L'età e l'anzianità implicano che gli operatori non siano più a stretto contatto con la popolazione detenuta in quanto impiegati in compiti amministrativi o in aree esterne ai reparti detentivi. Questo smentisce il fatto che sia lo stress da contatto con il disagio e la marginalità dei detenuti a determinare la scelta di porre fine alla propria vita...
Spesso trascuriamo che gli agenti di Polizia Penitenziaria vivano da reclusi anche se non più a stretto contatto con i detenuti. Sono dei ristretti anch’essi in un ambiente ristretto e confinato.
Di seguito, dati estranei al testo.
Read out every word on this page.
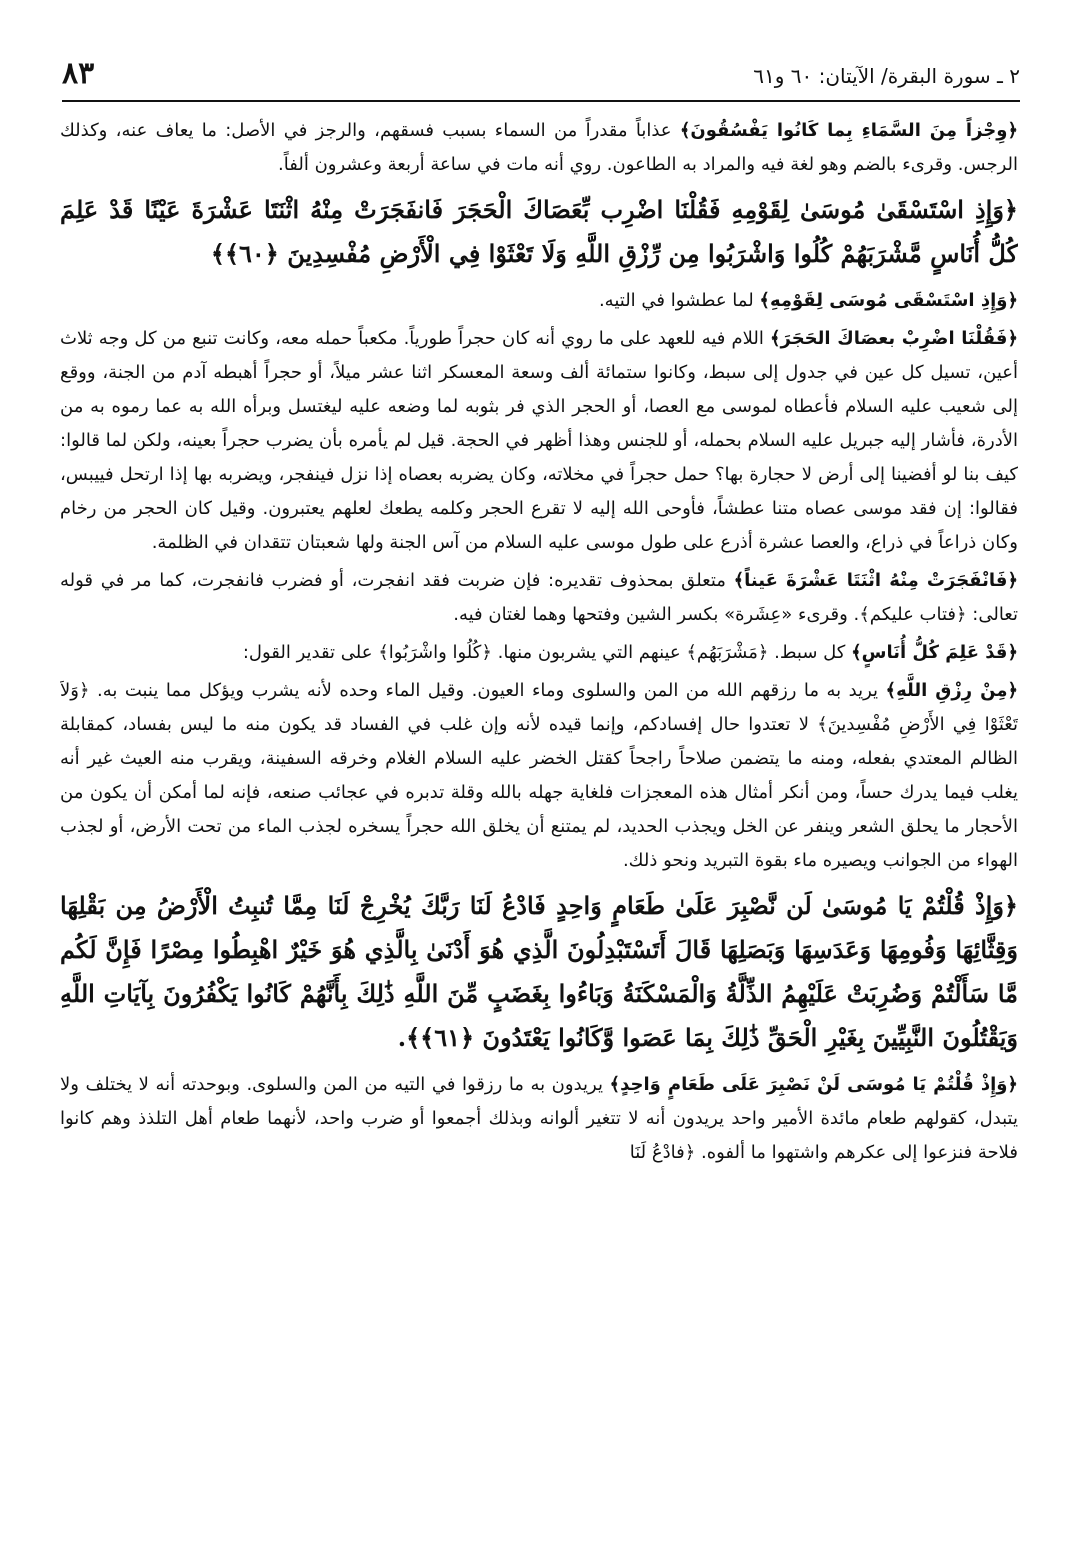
٨٣	٢ ـ سورة البقرة/ الآيتان: ٦٠ و٦١

﴿وِجْزاً مِنَ السَّمَاءِ بِما كَانُوا يَفْسُقُونَ﴾ عذاباً مقدراً من السماء بسبب فسقهم، والرجز في الأصل: ما يعاف عنه، وكذلك الرجس. وقرىء بالضم وهو لغة فيه والمراد به الطاعون. روي أنه مات في ساعة أربعة وعشرون ألفاً.

﴿وَإِذِ اسْتَسْقَىٰ مُوسَىٰ لِقَوْمِهِ فَقُلْنَا اضْرِب بِّعَصَاكَ الْحَجَرَ فَانفَجَرَتْ مِنْهُ اثْنَتَا عَشْرَةَ عَيْنًا قَدْ عَلِمَ كُلُّ أُنَاسٍ مَّشْرَبَهُمْ كُلُوا وَاشْرَبُوا مِن رِّزْقِ اللَّهِ وَلَا تَعْثَوْا فِي الْأَرْضِ مُفْسِدِينَ ﴿٦٠﴾﴾

﴿وَإِذِ اسْتَسْقَى مُوسَى لِقَوْمِهِ﴾ لما عطشوا في التيه.

﴿فَقُلْنَا اضْرِبْ بعصَاكَ الحَجَرَ﴾ اللام فيه للعهد على ما روي أنه كان حجراً طورياً. مكعباً حمله معه، وكانت تنبع من كل وجه ثلاث أعين، تسيل كل عين في جدول إلى سبط، وكانوا ستمائة ألف وسعة المعسكر اثنا عشر ميلاً، أو حجراً أهبطه آدم من الجنة، ووقع إلى شعيب عليه السلام فأعطاه لموسى مع العصا، أو الحجر الذي فر بثوبه لما وضعه عليه ليغتسل وبرأه الله به عما رموه به من الأدرة، فأشار إليه جبريل عليه السلام بحمله، أو للجنس وهذا أظهر في الحجة. قيل لم يأمره بأن يضرب حجراً بعينه، ولكن لما قالوا: كيف بنا لو أفضينا إلى أرض لا حجارة بها؟ حمل حجراً في مخلاته، وكان يضربه بعصاه إذا نزل فينفجر، ويضربه بها إذا ارتحل فييبس، فقالوا: إن فقد موسى عصاه متنا عطشاً، فأوحى الله إليه لا تقرع الحجر وكلمه يطعك لعلهم يعتبرون. وقيل كان الحجر من رخام وكان ذراعاً في ذراع، والعصا عشرة أذرع على طول موسى عليه السلام من آس الجنة ولها شعبتان تتقدان في الظلمة.

﴿فَانْفَجَرَتْ مِنْهُ اثْنَتَا عَشْرَةَ عَيناً﴾ متعلق بمحذوف تقديره: فإن ضربت فقد انفجرت، أو فضرب فانفجرت، كما مر في قوله تعالى: ﴿فتاب عليكم﴾. وقرىء «عِشَرة» بكسر الشين وفتحها وهما لغتان فيه.

﴿قَدْ عَلِمَ كُلُّ أُنَاسٍ﴾ كل سبط. ﴿مَشْرَبَهُم﴾ عينهم التي يشربون منها. ﴿كُلُوا واشْرَبُوا﴾ على تقدير القول:

﴿مِنْ رِزْقِ اللَّهِ﴾ يريد به ما رزقهم الله من المن والسلوى وماء العيون. وقيل الماء وحده لأنه يشرب ويؤكل مما ينبت به. ﴿وَلاَ تَعْثَوْا فِي الأَرْضِ مُفْسِدينَ﴾ لا تعتدوا حال إفسادكم، وإنما قيده لأنه وإن غلب في الفساد قد يكون منه ما ليس بفساد، كمقابلة الظالم المعتدي بفعله، ومنه ما يتضمن صلاحاً راجحاً كقتل الخضر عليه السلام الغلام وخرقه السفينة، ويقرب منه العيث غير أنه يغلب فيما يدرك حساً، ومن أنكر أمثال هذه المعجزات فلغاية جهله بالله وقلة تدبره في عجائب صنعه، فإنه لما أمكن أن يكون من الأحجار ما يحلق الشعر وينفر عن الخل ويجذب الحديد، لم يمتنع أن يخلق الله حجراً يسخره لجذب الماء من تحت الأرض، أو لجذب الهواء من الجوانب ويصيره ماء بقوة التبريد ونحو ذلك.

﴿وَإِذْ قُلْتُمْ يَا مُوسَىٰ لَن نَّصْبِرَ عَلَىٰ طَعَامٍ وَاحِدٍ فَادْعُ لَنَا رَبَّكَ يُخْرِجْ لَنَا مِمَّا تُنبِتُ الْأَرْضُ مِن بَقْلِهَا وَقِثَّائِهَا وَفُومِهَا وَعَدَسِهَا وَبَصَلِهَا قَالَ أَتَسْتَبْدِلُونَ الَّذِي هُوَ أَدْنَىٰ بِالَّذِي هُوَ خَيْرٌ اهْبِطُوا مِصْرًا فَإِنَّ لَكُم مَّا سَأَلْتُمْ وَضُرِبَتْ عَلَيْهِمُ الذِّلَّةُ وَالْمَسْكَنَةُ وَبَاءُوا بِغَضَبٍ مِّنَ اللَّهِ ذَٰلِكَ بِأَنَّهُمْ كَانُوا يَكْفُرُونَ بِآيَاتِ اللَّهِ وَيَقْتُلُونَ النَّبِيِّينَ بِغَيْرِ الْحَقِّ ذَٰلِكَ بِمَا عَصَوا وَّكَانُوا يَعْتَدُونَ ﴿٦١﴾﴾.

﴿وَإِذْ قُلْتُمْ يَا مُوسَى لَنْ نَصْبِرَ عَلَى طَعَامٍ وَاحِدٍ﴾ يريدون به ما رزقوا في التيه من المن والسلوى. وبوحدته أنه لا يختلف ولا يتبدل، كقولهم طعام مائدة الأمير واحد يريدون أنه لا تتغير ألوانه وبذلك أجمعوا أو ضرب واحد، لأنهما طعام أهل التلذذ وهم كانوا فلاحة فنزعوا إلى عكرهم واشتهوا ما ألفوه. ﴿فادْعُ لَنَا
Più che in altri settori viene sviluppata la sindrome da burnout che è l'esito patologico di un processo stressogeno che investe operatori e professionisti che sono impegnati quotidianamente e ripetutamente in attività che implicano le relazioni interpersonali, portando in taluni casi a una situazione di evidente squilibrio.
Ci sono degli interessi sottesi alla diffusione dei dati ufficiali relativi al fenomeno che continua a essere un tabù?
L’interesse, se di interesse possiamo parlare, è semplicemente legato al riserbo e alla segretezza di un comparto che teme di perdere agli occhi della collettività la connotazione di infallibilità e forza denotando tratti fragili. Parliamo di donne e uomini in divisa ma non per questo meno fragili di altri.